Scalable AWS-based audio transcription system using SQS queues, EC2 Spot instances, and WhisperX/Voxtral models.
https://github.com/davidbmar/transcription-sqs-spot-s3 · public · shipped
A production-ready infrastructure-as-code solution for transcribing audio files stored in S3. It uses an SQS queue to manage job distribution to EC2 Spot instances (GPU or CPU) running containerized or native workers. The system supports automatic scaling, cost optimization via Spot instances, and dead-letter queue handling for failed jobs.
git clone https://github.com/davidbmar/transcription-sqs-spot-s3.git cd transcription-sqs-spot-s3 ./scripts/step-000-setup-configuration.sh ./scripts/step-010-setup-iam-permissions.sh ./scripts/step-020-create-sqs-resources.sh ./scripts/step-060-choose-deployment-path.sh
flowchart TD
User[User/Application] -->|Upload Audio| S3In[(S3 Input Bucket)]
User -->|Send Job Metadata| SQS[SQS Queue]
SQS -->|Poll Jobs| Worker[EC2 Spot Worker]
Worker -->|Download Audio| S3In
Worker -->|Process| Model[WhisperX/Voxtral Model]
Worker -->|Upload Transcript| S3Out[(S3 Output Bucket)]

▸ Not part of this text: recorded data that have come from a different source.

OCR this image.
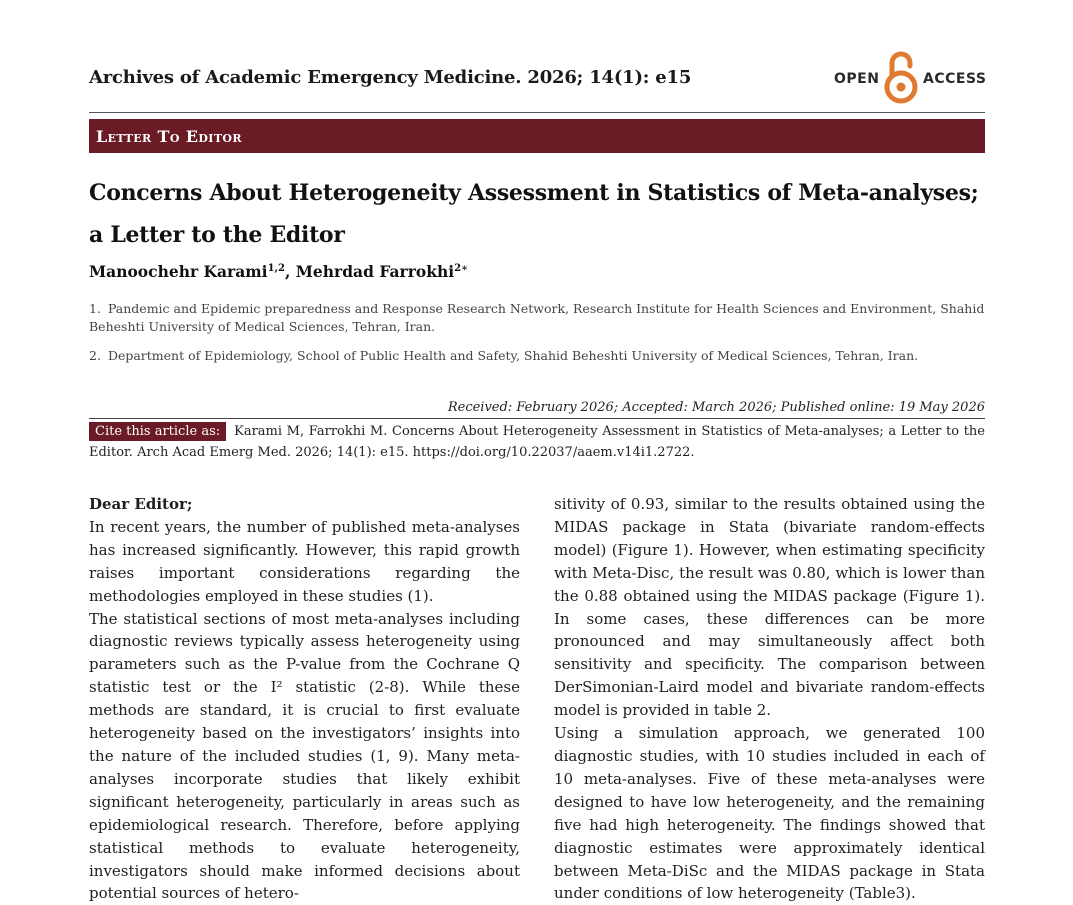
Archives of Academic Emergency Medicine. 2026; 14(1): e15	OPEN	ACCESS
Letter To Editor
Concerns About Heterogeneity Assessment in Statistics of Meta-analyses; a Letter to the Editor
Manoochehr Karami$^{1,2}$, Mehrdad Farrokhi$^{2∗}$
1. Pandemic and Epidemic preparedness and Response Research Network, Research Institute for Health Sciences and Environment, Shahid Beheshti University of Medical Sciences, Tehran, Iran.
2. Department of Epidemiology, School of Public Health and Safety, Shahid Beheshti University of Medical Sciences, Tehran, Iran.
Received: February 2026; Accepted: March 2026; Published online: 19 May 2026
Cite this article as: Karami M, Farrokhi M. Concerns About Heterogeneity Assessment in Statistics of Meta-analyses; a Letter to the Editor. Arch Acad Emerg Med. 2026; 14(1): e15. https://doi.org/10.22037/aaem.v14i1.2722.

Dear Editor;

In recent years, the number of published meta-analyses has increased significantly. However, this rapid growth raises important considerations regarding the methodologies employed in these studies (1).

The statistical sections of most meta-analyses including diagnostic reviews typically assess heterogeneity using parameters such as the P-value from the Cochrane Q statistic test or the I² statistic (2-8). While these methods are standard, it is crucial to first evaluate heterogeneity based on the investigators’ insights into the nature of the included studies (1, 9). Many meta-analyses incorporate studies that likely exhibit significant heterogeneity, particularly in areas such as epidemiological research. Therefore, before applying statistical methods to evaluate heterogeneity, investigators should make informed decisions about potential sources of hetero-

sitivity of 0.93, similar to the results obtained using the MIDAS package in Stata (bivariate random-effects model) (Figure 1). However, when estimating specificity with Meta-Disc, the result was 0.80, which is lower than the 0.88 obtained using the MIDAS package (Figure 1). In some cases, these differences can be more pronounced and may simultaneously affect both sensitivity and specificity. The comparison between DerSimonian-Laird model and bivariate random-effects model is provided in table 2.

Using a simulation approach, we generated 100 diagnostic studies, with 10 studies included in each of 10 meta-analyses. Five of these meta-analyses were designed to have low heterogeneity, and the remaining five had high heterogeneity. The findings showed that diagnostic estimates were approximately identical between Meta-DiSc and the MIDAS package in Stata under conditions of low heterogeneity (Table3).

SQS -->|Failed Messages| DLQ[SQS Dead Letter Queue]
subgraph AWS Cloud
S3In
SQS
Worker
S3Out
DLQ
end
The system is orchestrated via Bash scripts that configure AWS resources (IAM, SQS, ECR) and deploy workers. Workers are Python applications using FastAPI, PyTorch, and Hugging Face Transformers (Whisper or Voxtral). Deployment supports two paths: traditional EC2 user-data installation or Docker containers pushed to Amazon ECR.
sequenceDiagram
participant Client as Client App
participant S3 as S3 Bucket
participant SQS as SQS Queue
participant Worker as EC2 Worker
participant Model as AI Model
Client->>S3: Upload Audio File
Client->>SQS: Send Message (S3 Path)
loop Polling
Worker->>SQS: Receive Message
end
Worker->>S3: Download Audio File
Worker->>Model: Transcribe Audio
Model-->>Worker: Return Text
Worker->>S3: Upload Transcript JSON
Worker->>SQS: Delete Message
Use this project to build a cost-effective, scalable transcription backend for applications requiring high-volume audio processing. It is suitable for podcast transcription, meeting notes, or media archival where latency is secondary to cost and reliability.